Я нахмурилась и дернула рукой.

— Не называй меня так. Для тебя — Катарина.

Морис отрицательно кивнул головой и тихо произнес:

— Нет, Катарины больше нет. Есть только Государыня.

— Морис! Что ты говоришь?

Мальчик закричал:

— Катарины нет — она мертва!

Подскочив к нему, я ударила по лицу. Сердце замерло — что натворила? Что со мной?
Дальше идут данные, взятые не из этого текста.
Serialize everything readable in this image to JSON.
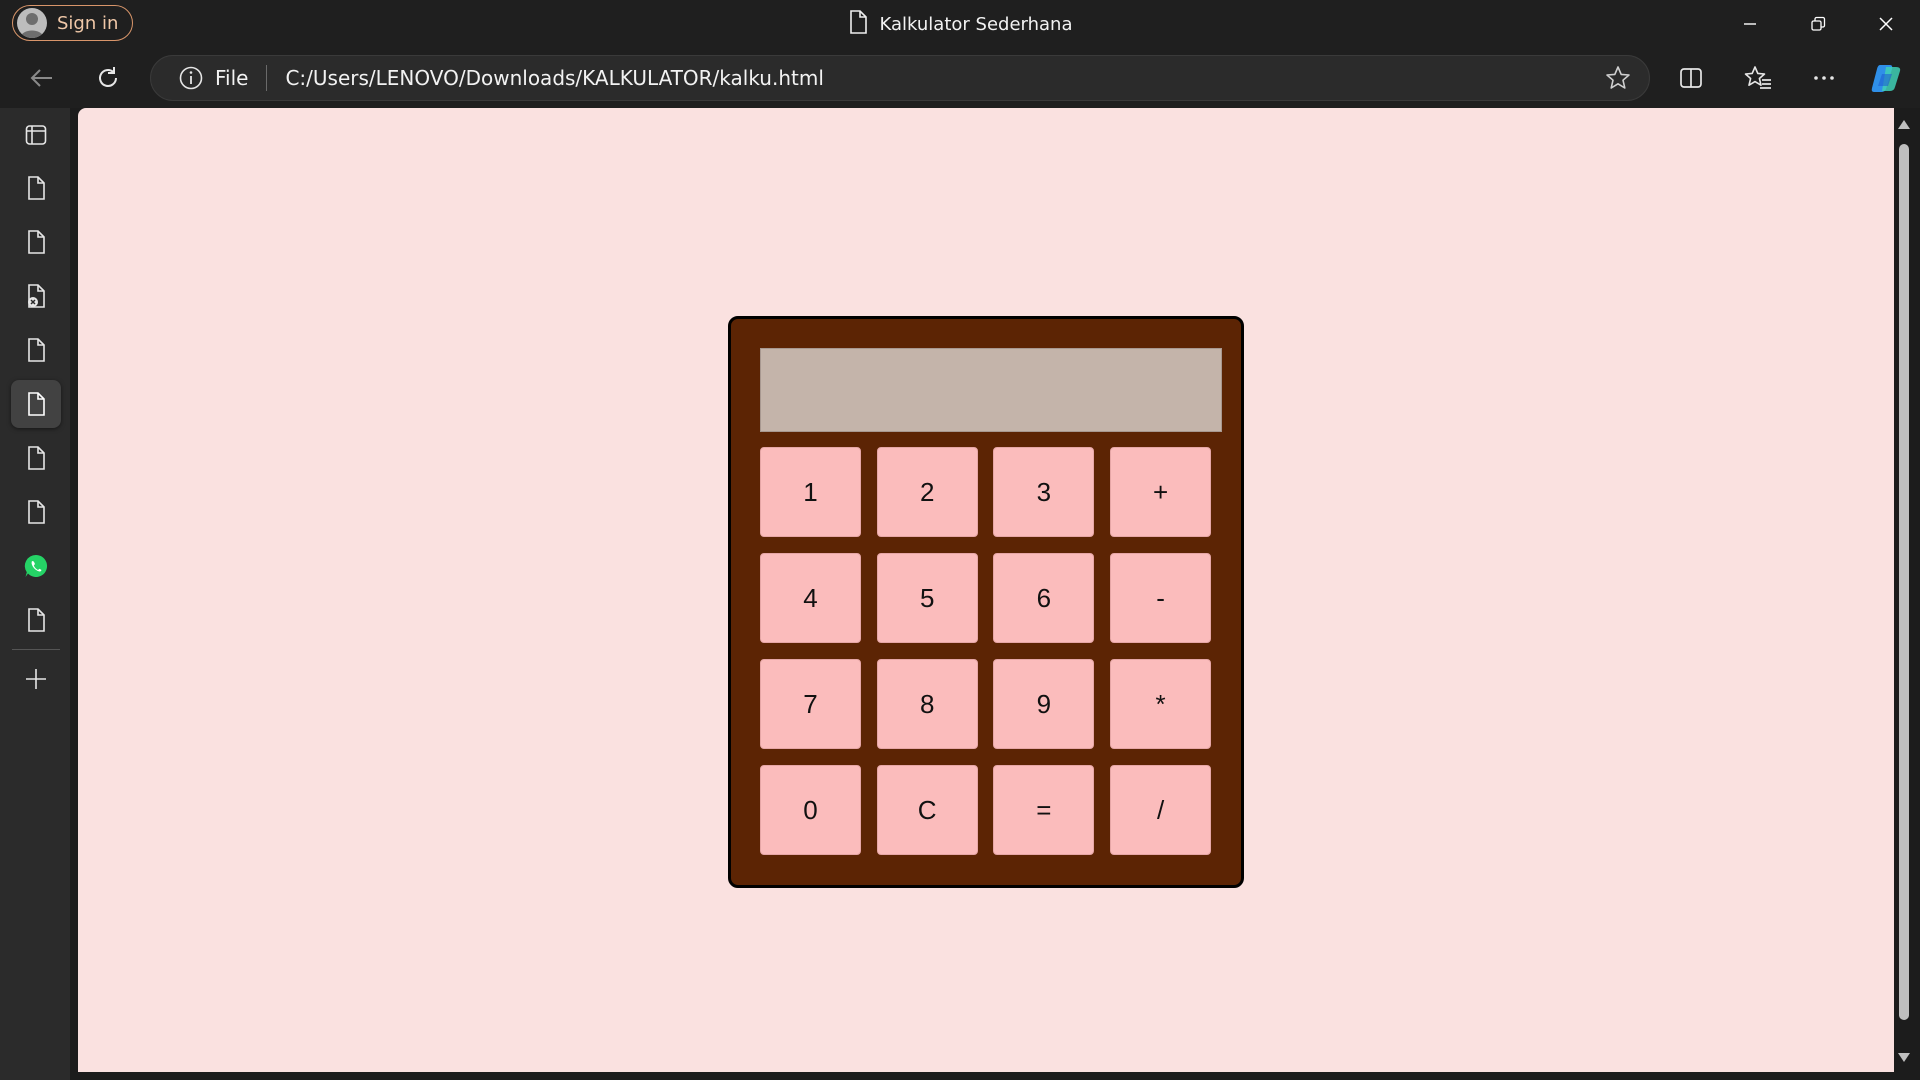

— Что с тобой? Ты сошел с ума! Прекрати говорить такое. Я жива. Жива!

— Она мертва!

Он начал вырываться из моих рук, повторяя: мертва, мертва. Я прижала его к себе, чувствуя, как начинают вздрагивать его плечи. Что со мной происходит? Со времени смерти Адаис, я так и ни разу не поговорила по душам с Морисом. Забыла? Нет, не хотела говорить, потому что не знала, как помочь: что сказать, что сделать. Морис же сильно переживал смерть сестры, нуждался в поддержке, которую мог получить только от меня. Что же я за существо? В кого превращаюсь? В жестокую Государыню. Что во мне осталось от той прежней Катарины, правильно ли делала — полностью избавляясь от нее? Даже сейчас думаю, задаю вопросы, не чувствую. Мальчик плакал, до тех пор, пока не уснул. Я положила его на своргу и села рядом. Мне надо делать выбор. Если останусь здесь, то окончательно превращусь в Государыню. В ту, которая не чувствует, нет, правильнее сказать боится чувствовать, боится боли от потерь, разочарования и предательства, готовая на все, чтоб добиться своего. Стена, воздвигнутая ею для защиты от окружающего мира, превратилась в тюрьму и если останусь — станет целью, станет мной. Не хочу. Хватит. Как я могла забыть, что несу ответственность за тех, кого полюбила, и кто полюбил меня? Нельзя больше прятаться от них, от мира — пора делать выбор. Они должны жить любой ценой, даже ценой моей жизни. Пора думать о ком-то другом, кроме себя.